Lin Jiunn-Chang, Liu Tsang-Pai, Yang Pei-Ming
Department of Surgery, MacKay Memorial Hospital and Mackay Medical College, Taipei 10449, Taiwan.
Mackay Junior College of Medicine, Nursing and Management, New Taipei City 11260, Taiwan.
J Clin Med. 2020 Dec 12;9(12):4019. doi: 10.3390/jcm9124019.
The mutation of cyclin dependent kinase inhibitor 2A (CDKN2A) is frequently found in pancreatic ductal adenocarcinoma (PDAC). However, its prognostic and therapeutic roles in PDAC have not been extensively investigated yet. In this study, we mined and integrated the cancer genomics and chemogenomics data to investigate the roles of CDKN2A genetic alterations in PDAC patients' prognosis and treatment. We found that functional CDKN2A inactivation caused by mutations and deep deletions predicted poor prognosis in PDAC patients. CDKN2A inactivation was associated with the upregulation of genes related to estrogen response, which can be overcome by CDKN2A restoration. Chemosensitivity profiling of PDAC cell lines and patient-derived organoids found that CDKN2A inactivation was associated with the increased sensitivity to paclitaxel and SN-38 (the active metabolite of irinotecan). However, only paclitaxel can mimic the effect of CDKN2A restoration, and its drug sensitivity was correlated with genes related to estrogen response. Therefore, our study suggested that CDKN2A-inactivated PDAC patients could benefit from the precision treatment with paclitaxel, whose albumin-stabilized nanoparticle formulation (nab-paclitaxel) has been approved for treating PDAC.

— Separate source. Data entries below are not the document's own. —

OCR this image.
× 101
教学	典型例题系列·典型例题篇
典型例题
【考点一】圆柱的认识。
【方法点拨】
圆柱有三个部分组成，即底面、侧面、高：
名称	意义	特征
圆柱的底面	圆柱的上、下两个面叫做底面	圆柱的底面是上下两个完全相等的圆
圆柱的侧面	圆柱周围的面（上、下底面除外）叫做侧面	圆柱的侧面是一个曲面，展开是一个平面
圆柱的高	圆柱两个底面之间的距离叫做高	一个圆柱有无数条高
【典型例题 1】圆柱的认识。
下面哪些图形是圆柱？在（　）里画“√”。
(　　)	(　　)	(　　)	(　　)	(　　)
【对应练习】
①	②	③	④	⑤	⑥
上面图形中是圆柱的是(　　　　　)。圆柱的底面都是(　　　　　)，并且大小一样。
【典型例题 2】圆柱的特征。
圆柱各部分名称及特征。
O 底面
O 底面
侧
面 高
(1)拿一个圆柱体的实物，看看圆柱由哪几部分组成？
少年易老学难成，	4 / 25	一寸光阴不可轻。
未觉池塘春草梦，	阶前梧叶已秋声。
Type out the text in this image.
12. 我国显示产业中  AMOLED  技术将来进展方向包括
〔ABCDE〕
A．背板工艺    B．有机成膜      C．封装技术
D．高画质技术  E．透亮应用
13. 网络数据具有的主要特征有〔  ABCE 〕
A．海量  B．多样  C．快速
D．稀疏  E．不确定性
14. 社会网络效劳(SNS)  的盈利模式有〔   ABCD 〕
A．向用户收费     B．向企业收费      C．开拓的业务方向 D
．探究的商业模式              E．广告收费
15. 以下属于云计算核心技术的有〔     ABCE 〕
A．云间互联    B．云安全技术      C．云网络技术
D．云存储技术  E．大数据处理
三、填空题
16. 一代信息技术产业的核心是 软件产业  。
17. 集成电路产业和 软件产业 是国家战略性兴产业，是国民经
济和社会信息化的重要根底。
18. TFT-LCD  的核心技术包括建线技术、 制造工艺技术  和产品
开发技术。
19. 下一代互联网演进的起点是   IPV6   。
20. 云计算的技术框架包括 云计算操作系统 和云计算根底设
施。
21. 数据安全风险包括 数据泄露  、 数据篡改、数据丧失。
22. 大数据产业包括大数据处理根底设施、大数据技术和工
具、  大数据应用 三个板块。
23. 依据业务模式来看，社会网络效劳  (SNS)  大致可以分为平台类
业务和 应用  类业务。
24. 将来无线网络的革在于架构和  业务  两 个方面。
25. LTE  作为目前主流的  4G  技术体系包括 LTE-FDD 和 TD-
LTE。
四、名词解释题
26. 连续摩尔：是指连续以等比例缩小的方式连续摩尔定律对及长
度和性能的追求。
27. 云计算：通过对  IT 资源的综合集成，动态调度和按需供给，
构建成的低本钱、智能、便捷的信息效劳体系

细胞周期蛋白依赖性激酶抑制剂2A(CDKN2A)的突变在胰腺导管腺癌(PDAC)中经常被发现。然而,其在PDAC中的预后和治疗作用尚未得到广泛研究。在本研究中,我们挖掘并整合了癌症基因组学和化学基因组学数据,以研究CDKN2A基因改变在PDAC患者预后和治疗中的作用。我们发现,由突变和深度缺失导致的功能性CDKN2A失活预示着PDAC患者预后不良。CDKN2A失活与雌激素反应相关基因的上调有关,而CDKN2A的恢复可以克服这种上调。对PDAC细胞系和患者来源类器官的化学敏感性分析发现,CDKN2A失活与对紫杉醇和SN-38(伊立替康的活性代谢产物)的敏感性增加有关。然而,只有紫杉醇能够模拟CDKN2A恢复的效果,并且其药物敏感性与雌激素反应相关基因有关。因此,我们的研究表明,CDKN2A失活的PDAC患者可能从紫杉醇的精准治疗中获益,其白蛋白稳定纳米颗粒制剂(纳米白蛋白结合型紫杉醇)已被批准用于治疗PDAC。